Monday, Jun. 10, 1929

Trader Dean

THE PEDRO GORINO--Captain Harry Dean--Houghton, Mifflin ($3.50).

The Story. In 1619 a Dutch ship named the Full Moon entered Saldanha Bay, Africa, for water. The old King of the Herreros went to the shore, though he was sick. To the King the Captain offered white man's medicine. All must drink. The King and his bodyguard agreed. Faithfully they drank the prescribed drink. It came in cases labeled HOLLAND GIN. After the warriors were quite senseless, 16 girls and four boys were kidnapped, to be sold as the first slaves at Jamestown, Va. Next morning the Dutchmen were far out and the Herreros could not chase them. . . .

Why could the Herreros not chase the Dutchmen? "Not a ship among them," explained Silas, the uncle of this book's author. "That has been the downfall of our race."

"They shall have ships," murmured Author Dean. . . .

Even at the age of twelve Harry Dean felt in a measure responsible for his race. His great-grandfather, Paul Cuffee, was the first Negro to petition an American legislature against slavery. Paul's shipbuilder-father, Sam, was Said Kafu back in the old country--North Africa. Harry felt like carrying on.

So when he was a man, in the '80s Harry Dean bought the schooner Pedro Gorino in Norway. For a while he traded, making money, saving it. Then one day he met a certain Portuguese official and was surprised to hear him say, after a little palaver: "I am offering you the vast territory of Portuguese East Africa including the city of Lorenco Marques for -L-50,000 sterling." The territory was cheap because it stood between English and Boers, who were having a war. Dean wanted to snap up the offer with the aid of the tycoons of his own race in the U. S. He would install power in the Pedro Gorino, transport U. S. Negroes back to Africa by the boatload. But his race brethren gave him no support.

Dean went to Pondo Land. There he met a person much maligned by African whites, King Segow Faku. Dean tried to persuade this King to build ships and schools of his own. Dean reconciled the King with his ancient enemies, the Pondo Mesis. Then Dean went to King Lerothodi and Queen Baring, of Basutoland. He wanted to link Segow Faku, the Pondo Mesis and the Basutos. There would be a renaissance of the old African culture and civilization. Dean asked U. S. Negroes to send builders, educators. News came that all the other African Kings were gathered at Cape Town to do homage to the Prince of Wales, present King of England. Dean went there, organized a private reception for the Kings. He got them to swear friendship, fealty, each to each, in a dozen dialects. Not only, however, did no help come from the U. S., but one night, soon after the reception, the warehouse containing Dean's whole fortune in ostrich feathers mysteriously burnt down. The feathers had not been insured. Dean's life work lay in the ruins.

The Significance. Are conservative Houghton, Mifflin Co. treading the trail blazed by Simon & Schuster, fad promoters, publishers of Trader Horn and Cradle of the Deep? Is the Pedro Gorino another dubious "autobiography"? Like Ethelreda Lewis, amanuensis for Horn, Captain Dean's "assistant writer," Sterling North, met his subject receptively, admiringly. It was in March 1928, that University of Chicago authorities introduced them. Harry Dean, like Trader Horn, was broke, peddling his talents. North was 20, a poet, storyteller, student; Dean was 63, face sun-golden, hair silver, head ringing with words of Horace, Casanova, Cellini, Dumas. He had long been an adventurer on the continent truly his race's for 16,000 years. How much dark embroidery he has put on his life story, it is impossible, and unimportant, to tell. It is a cracking good story.

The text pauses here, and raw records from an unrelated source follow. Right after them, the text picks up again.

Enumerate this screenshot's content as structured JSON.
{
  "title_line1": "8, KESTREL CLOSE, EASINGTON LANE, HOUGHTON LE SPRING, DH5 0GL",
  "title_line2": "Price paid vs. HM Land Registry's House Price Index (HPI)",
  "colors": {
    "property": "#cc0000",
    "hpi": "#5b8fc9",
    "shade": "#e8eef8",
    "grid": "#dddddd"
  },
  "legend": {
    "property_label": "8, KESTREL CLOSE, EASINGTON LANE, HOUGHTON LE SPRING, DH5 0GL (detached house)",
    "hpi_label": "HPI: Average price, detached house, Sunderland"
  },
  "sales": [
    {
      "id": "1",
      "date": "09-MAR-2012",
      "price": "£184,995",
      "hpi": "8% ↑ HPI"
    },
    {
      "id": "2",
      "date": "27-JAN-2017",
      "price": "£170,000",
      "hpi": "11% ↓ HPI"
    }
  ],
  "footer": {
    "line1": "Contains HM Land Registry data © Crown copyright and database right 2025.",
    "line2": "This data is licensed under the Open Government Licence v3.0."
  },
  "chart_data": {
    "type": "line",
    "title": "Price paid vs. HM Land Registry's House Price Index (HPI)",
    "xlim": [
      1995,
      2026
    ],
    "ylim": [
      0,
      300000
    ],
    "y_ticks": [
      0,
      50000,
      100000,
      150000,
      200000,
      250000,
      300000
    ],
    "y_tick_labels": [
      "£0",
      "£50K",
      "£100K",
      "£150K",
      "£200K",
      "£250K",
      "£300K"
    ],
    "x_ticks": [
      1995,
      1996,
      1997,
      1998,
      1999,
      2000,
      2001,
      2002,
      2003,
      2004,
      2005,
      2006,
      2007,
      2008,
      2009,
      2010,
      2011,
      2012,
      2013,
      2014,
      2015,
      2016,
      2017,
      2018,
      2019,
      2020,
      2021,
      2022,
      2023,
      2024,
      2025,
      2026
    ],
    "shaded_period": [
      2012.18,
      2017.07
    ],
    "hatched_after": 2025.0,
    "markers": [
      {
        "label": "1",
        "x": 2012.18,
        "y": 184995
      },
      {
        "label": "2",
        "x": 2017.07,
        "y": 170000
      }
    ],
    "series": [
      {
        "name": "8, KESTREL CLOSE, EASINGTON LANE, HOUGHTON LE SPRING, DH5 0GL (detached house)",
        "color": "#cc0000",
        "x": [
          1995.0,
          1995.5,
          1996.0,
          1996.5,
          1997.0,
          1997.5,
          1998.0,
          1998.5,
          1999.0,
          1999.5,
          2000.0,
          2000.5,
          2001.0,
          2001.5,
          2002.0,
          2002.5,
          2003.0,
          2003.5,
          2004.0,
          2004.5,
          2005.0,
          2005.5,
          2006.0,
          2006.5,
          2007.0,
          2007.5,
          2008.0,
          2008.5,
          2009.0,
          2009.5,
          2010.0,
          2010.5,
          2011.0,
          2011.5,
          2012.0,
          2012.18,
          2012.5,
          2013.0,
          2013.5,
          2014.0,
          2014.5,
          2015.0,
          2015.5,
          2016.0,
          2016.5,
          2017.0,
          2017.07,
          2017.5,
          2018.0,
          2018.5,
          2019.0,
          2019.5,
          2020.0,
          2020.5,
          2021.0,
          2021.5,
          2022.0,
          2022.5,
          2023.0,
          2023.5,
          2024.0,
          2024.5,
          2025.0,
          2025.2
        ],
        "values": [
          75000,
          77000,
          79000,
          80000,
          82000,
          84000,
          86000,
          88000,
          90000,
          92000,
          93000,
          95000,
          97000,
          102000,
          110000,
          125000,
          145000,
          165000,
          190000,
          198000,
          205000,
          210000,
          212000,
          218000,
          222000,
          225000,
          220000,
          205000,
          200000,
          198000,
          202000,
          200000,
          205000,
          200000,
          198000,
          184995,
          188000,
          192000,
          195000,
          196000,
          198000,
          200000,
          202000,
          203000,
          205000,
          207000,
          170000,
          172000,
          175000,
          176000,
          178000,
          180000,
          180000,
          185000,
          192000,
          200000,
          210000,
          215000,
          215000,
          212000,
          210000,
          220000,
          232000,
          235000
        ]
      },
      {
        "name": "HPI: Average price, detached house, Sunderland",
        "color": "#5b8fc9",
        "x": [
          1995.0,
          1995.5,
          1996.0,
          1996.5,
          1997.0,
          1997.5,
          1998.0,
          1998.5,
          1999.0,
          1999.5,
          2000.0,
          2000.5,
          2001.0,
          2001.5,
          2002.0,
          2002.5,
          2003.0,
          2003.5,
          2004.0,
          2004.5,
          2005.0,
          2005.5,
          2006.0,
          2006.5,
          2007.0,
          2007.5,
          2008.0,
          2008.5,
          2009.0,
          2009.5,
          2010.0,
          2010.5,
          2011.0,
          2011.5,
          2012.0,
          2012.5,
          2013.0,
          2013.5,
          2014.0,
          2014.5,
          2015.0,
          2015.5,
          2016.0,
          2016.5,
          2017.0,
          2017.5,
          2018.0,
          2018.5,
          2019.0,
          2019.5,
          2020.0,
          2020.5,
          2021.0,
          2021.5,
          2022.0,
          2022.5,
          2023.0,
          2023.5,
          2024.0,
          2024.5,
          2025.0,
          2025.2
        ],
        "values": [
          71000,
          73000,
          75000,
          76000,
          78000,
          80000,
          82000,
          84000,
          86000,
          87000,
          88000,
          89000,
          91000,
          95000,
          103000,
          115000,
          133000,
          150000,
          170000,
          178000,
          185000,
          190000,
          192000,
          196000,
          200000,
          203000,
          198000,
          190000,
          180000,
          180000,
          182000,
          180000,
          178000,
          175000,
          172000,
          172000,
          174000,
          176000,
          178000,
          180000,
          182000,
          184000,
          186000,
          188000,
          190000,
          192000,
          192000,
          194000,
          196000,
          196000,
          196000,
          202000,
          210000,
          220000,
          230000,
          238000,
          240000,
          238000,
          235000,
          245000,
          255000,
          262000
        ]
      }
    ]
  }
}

As for Dean's life work, the Back-to-Africa idea is not new. Paul Cuffee returned twelve slaves to West Africa, and their Liberia, founded 1822, was the first great movement. Bishop H. M. Turner, until Booker Washington silenced him in the '90s, advocated all U. S. Negroes to follow. Captain Harry Dean's call, issued at the turn of the Century, did not reach the race in a broadcast manner and was even less successful than the short-lived Black Star Line of Jamaica's Marcus ("Black Moses") Garvey, who was deported from the U. S. last year. Back-to-Africa movements, implying escape as the answer to the assimilation v. segregation problem, are nowadays viewed with scorn by progressive U. S. Negroes.